Public safety officials have been working for the past five or six years to help schools review their plans and procedures in the event of a major incident -- whether it's a shooting, a fire or severe weather.
Scott Johnson of Bedford County Emergency Management Agency says that the joint city/county public safety team was formed due to input from the schools, even though it now also works with other public facilities such as Shelbyville Recreation Center and large industries like CalsonicKansei North America.
The team is made up of representatives from Bedford County Sheriff's Department, Bedford County Fire Department, Bedford County Emergency Medical Services, Shelbyville Fire Department, Shelbyville Police Department and BCEMA.
The public safety team has an assessment team which helps the schools look at disaster planning in five categories:
* law enforcement (a shooting or bomb threat)
* major fire
* severe weather
* a hazardous materials spill
The assessment team walks through the entire school facility, checking preparedness issues and disaster-related questions. "How are these doors locked?" "Where are the utility cutoffs?"
The team then makes non-binding recommendations to each school for disaster planning.
The schools' disaster plans are reviewed from time to time to make sure they're still current, Johnson said.

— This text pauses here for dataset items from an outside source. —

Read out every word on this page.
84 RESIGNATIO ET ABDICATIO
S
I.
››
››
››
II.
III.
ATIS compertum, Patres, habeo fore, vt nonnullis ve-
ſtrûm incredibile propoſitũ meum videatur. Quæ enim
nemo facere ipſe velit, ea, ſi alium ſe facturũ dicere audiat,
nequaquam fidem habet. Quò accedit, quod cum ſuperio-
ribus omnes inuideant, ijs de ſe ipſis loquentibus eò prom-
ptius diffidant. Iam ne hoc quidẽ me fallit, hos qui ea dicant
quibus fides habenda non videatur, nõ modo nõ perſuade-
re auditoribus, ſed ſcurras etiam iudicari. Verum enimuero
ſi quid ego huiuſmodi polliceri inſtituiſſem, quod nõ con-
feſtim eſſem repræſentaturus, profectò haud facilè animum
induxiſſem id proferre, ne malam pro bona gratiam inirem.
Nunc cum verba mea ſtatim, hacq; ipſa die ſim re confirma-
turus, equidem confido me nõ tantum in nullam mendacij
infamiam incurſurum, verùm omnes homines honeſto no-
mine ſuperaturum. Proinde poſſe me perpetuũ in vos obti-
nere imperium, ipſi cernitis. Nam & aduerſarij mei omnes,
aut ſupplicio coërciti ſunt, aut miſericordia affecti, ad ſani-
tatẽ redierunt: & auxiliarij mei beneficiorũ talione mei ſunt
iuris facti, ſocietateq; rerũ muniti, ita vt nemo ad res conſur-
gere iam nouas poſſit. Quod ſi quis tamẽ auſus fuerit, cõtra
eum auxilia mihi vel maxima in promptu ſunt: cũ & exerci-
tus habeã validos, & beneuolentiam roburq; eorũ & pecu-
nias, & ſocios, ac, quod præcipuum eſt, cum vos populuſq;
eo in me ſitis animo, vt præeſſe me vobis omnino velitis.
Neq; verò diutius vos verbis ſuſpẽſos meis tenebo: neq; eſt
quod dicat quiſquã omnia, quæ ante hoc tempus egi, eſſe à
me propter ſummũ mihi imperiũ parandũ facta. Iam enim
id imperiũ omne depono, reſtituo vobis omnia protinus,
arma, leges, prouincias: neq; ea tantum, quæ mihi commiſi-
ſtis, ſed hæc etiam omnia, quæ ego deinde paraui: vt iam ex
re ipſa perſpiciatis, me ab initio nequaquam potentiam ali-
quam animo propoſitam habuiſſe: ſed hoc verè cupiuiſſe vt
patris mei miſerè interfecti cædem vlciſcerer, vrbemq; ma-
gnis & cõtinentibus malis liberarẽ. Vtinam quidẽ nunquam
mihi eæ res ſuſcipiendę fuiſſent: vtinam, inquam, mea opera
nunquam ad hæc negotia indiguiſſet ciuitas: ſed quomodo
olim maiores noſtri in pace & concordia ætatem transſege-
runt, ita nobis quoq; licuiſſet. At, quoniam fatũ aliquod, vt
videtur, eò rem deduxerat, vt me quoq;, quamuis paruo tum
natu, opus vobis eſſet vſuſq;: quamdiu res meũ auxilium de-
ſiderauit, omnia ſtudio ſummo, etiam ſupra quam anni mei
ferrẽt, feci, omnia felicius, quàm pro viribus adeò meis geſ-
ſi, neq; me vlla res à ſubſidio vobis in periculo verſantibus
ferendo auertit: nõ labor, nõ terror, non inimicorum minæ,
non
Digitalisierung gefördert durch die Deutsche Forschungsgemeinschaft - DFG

About a month ago, he said, officials were at Learning Way Elementary reviewing its plan.
The team has also worked with The Webb School, Shelbyville Recreation Center, and local industries.
"It's not just schools," said Johnson, "but that's mainly the purpose of that joint team."
Johnson meets with principals and assistant principals to discuss what sorts of drills need to be helpful.
The focus this fall has been on evacuation drills -- including a joint exercise between Cascade and Webb -- but lockdown drills will be done as well, said Johnson.
"The team actually did shooter-in-the-school training," he said.
Johnson said Tennessee Technology Center at Shelbyville has also been asking for a lockdown drill.
In September and October, principals and assistant principals, respectively, were given National Incident Management Systems training.
Johnson said school officials, who set the disaster plan in motion to begin with, have followed through.
"They've all been supportive," said Johnson. "It's just a matter of fitting it into their schedule. You can't do it all at once." For example, the principals and assistant principals had to take the NIMS training separately because they couldn't both be away from school at the same time.
Emergency officials also work to make sure they're prepared for a school emergency. For example, Johnson said, Shelbyville police toured schools in August just to make sure they were familiar with the layout.
"It's an active, ongoing effort," he said.